Spanish bus driver (1888–1959)

Catalina García González (1888–1959) was a Spanish woman who was the first woman in Spain to obtain a driving licence in 1925, as well as the country's first female bus driver. She went on to establish the first bus line between Cofiñal and Boñar, which she had initially established in 1908 using a horse-drawn carriage.

== Biography ==
García González was born in 1888 in Puebla de Lillo, León. She was the youngest of four children born to Baltasar García, a civil guard from Rioseco de Tapia, and Juliana González, a housewife from Puebla de Lillo.

In 1902, at the age of 14, García González began working for her family, using a horse to unload shipments of trout to be transported from La Robla to Madrid. In 1925, García González became the first woman in Spain to obtain a driving licence. At that time, women required permission from their husbands, as well as a certificate of good conduct from the mayor of their town of residence, in order to request a licence, following a royal decree issued in 1918.

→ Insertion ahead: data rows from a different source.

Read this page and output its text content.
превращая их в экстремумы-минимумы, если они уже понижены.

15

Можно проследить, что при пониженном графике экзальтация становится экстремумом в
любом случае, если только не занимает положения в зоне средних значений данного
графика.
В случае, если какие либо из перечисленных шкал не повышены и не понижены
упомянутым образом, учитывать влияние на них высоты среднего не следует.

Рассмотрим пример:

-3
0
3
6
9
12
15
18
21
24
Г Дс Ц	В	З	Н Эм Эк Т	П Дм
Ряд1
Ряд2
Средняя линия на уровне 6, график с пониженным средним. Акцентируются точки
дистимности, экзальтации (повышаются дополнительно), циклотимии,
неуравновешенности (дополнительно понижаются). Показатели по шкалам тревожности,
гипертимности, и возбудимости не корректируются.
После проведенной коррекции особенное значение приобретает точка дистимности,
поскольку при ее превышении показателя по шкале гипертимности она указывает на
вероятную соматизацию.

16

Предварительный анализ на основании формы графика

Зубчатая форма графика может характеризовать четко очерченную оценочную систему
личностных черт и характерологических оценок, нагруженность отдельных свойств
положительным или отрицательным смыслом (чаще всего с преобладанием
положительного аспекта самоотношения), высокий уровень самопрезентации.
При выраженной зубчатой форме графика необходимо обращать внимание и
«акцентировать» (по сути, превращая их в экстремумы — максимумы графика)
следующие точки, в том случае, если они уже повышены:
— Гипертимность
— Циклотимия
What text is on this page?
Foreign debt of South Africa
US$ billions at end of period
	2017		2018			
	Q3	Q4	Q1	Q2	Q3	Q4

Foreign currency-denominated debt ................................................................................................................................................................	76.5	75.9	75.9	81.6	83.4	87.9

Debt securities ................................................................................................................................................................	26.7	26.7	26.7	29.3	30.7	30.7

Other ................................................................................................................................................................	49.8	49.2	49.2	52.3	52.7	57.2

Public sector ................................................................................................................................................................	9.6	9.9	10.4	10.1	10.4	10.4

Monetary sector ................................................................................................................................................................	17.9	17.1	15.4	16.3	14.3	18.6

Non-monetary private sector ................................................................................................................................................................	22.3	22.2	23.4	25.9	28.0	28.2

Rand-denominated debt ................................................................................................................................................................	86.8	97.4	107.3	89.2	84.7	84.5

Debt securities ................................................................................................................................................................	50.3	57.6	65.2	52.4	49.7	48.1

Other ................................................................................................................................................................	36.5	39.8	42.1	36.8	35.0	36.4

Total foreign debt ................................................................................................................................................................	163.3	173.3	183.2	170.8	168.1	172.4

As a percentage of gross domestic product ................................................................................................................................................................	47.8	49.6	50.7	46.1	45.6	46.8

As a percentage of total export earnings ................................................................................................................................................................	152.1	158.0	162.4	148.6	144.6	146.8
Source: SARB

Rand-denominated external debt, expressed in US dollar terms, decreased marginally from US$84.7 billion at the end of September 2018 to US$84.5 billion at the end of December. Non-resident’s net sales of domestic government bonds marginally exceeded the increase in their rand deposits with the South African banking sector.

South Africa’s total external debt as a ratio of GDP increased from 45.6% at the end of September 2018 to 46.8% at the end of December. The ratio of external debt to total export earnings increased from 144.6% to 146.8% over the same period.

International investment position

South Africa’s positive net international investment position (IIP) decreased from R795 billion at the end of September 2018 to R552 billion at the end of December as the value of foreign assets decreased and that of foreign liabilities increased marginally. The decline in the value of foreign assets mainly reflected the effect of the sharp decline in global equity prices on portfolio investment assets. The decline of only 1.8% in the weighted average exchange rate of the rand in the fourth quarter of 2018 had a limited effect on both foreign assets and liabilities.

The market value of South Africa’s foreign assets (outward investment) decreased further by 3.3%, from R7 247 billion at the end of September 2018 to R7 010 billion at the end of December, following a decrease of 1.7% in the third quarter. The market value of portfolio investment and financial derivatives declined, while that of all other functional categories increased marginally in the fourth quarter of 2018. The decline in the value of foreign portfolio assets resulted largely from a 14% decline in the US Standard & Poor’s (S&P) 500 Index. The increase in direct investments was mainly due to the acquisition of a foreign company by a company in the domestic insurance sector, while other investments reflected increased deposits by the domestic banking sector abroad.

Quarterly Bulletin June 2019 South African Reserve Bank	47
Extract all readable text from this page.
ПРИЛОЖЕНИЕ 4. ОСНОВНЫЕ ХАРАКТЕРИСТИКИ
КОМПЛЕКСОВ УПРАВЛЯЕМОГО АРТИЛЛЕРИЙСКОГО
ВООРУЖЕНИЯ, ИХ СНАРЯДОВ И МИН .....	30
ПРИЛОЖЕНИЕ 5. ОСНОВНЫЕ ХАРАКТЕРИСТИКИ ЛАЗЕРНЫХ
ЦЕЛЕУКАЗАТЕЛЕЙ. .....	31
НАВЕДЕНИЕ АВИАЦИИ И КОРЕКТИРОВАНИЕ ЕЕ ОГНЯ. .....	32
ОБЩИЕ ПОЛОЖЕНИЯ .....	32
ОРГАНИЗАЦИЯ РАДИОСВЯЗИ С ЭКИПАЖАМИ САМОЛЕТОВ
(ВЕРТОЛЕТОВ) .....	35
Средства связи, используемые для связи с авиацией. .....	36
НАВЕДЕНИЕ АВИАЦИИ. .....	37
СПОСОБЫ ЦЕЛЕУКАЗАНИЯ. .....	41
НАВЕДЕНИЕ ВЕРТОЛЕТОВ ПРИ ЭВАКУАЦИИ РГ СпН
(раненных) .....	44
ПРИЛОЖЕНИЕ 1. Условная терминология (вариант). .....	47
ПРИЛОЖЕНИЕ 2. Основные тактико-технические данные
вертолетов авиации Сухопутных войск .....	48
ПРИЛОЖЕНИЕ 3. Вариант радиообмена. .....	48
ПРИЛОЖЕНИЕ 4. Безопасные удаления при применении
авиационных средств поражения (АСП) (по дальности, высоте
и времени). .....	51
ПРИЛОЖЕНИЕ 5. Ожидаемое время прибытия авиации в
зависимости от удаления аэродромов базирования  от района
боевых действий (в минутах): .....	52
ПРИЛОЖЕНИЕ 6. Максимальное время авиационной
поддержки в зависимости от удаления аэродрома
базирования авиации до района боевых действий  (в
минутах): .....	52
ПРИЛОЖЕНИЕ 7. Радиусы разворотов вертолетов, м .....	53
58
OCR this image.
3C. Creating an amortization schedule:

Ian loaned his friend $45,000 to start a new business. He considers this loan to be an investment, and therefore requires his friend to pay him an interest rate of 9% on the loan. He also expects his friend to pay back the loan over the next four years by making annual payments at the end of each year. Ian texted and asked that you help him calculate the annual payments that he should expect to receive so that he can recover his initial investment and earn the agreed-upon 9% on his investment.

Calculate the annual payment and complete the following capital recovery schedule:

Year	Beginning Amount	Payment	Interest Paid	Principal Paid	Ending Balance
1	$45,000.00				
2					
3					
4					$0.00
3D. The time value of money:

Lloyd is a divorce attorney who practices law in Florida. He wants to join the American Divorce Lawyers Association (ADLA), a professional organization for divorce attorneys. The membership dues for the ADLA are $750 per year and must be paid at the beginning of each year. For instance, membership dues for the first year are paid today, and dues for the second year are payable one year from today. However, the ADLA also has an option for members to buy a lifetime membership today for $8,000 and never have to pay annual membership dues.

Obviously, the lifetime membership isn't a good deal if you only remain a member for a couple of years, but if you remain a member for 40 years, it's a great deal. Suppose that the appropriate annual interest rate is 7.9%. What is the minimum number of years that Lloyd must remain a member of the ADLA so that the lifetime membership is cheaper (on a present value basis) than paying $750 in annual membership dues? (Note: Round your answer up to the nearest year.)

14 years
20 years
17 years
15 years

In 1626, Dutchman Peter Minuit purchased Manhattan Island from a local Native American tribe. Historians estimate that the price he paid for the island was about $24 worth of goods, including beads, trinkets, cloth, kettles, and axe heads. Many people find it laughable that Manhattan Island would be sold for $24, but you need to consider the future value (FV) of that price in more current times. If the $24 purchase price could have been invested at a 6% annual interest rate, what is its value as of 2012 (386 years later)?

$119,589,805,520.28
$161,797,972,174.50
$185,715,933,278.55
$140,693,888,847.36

García González was the mother of six children and ran an inn, Casa Catalina, which primarily accommodated workers from the San Andrés talc mines, where her husband also worked. She died in 1959.

== Driving career ==
In 1908, García González established a transport service between Cofiñal, Puebla de Lillo and Boñar, which she initially operated using a horse-drawn carriage with capacity for four to five passengers. García González started the journey in the morning, returning in the afternoon.

In 1925, García González obtained a driving licence, and started driving a Ford Model T, which had been purchased second-hand by her husband in 1922. She subsequently bought a Hispano Suiza, which enabled her to use this to transport passengers, replacing her carriage. García González was able to obtain a concession to establish a bus route to Boñar on the basis that she agreed to act as a postwoman, without pay, to 21 communities she would pass through on the route, which traversed the municipalities of Puebla de Lillo, Vegamián, Reyero and Boñar. Her bus made four trips a day. García González had fought to obtain the concession against more experienced competitors, and had initially been unsuccessful when the concession was first offered to the company Empresa Fernández.

In 1935, García González's bus line company was visited by representatives from the Ministry of Finance, which authorised that it was compliant with regulations, which granted García González the right to receive monthly payments from stamps on tickets and concessions.

In 1958, García González sold her bus company to Francisco López Alba. Following this, locals were reported to still refer to the bus as "el bus de Catalina" (lit. 'Catalina's bus').

== Recognition ==
García González has been recognised a pioneering woman in the automobile industry. alongside Sophie Opel, Bertha Benz, Dorothy Levitt and Camille du Gast.

Isaías Lafuente described García González as bringing progress to women's rights, particularly in eastern León where she lived and worked, due to her prominence as a local businesswoman who operated both the local bus line and a popular inn.

The city of León has proposed renaming a street in tribute to García González.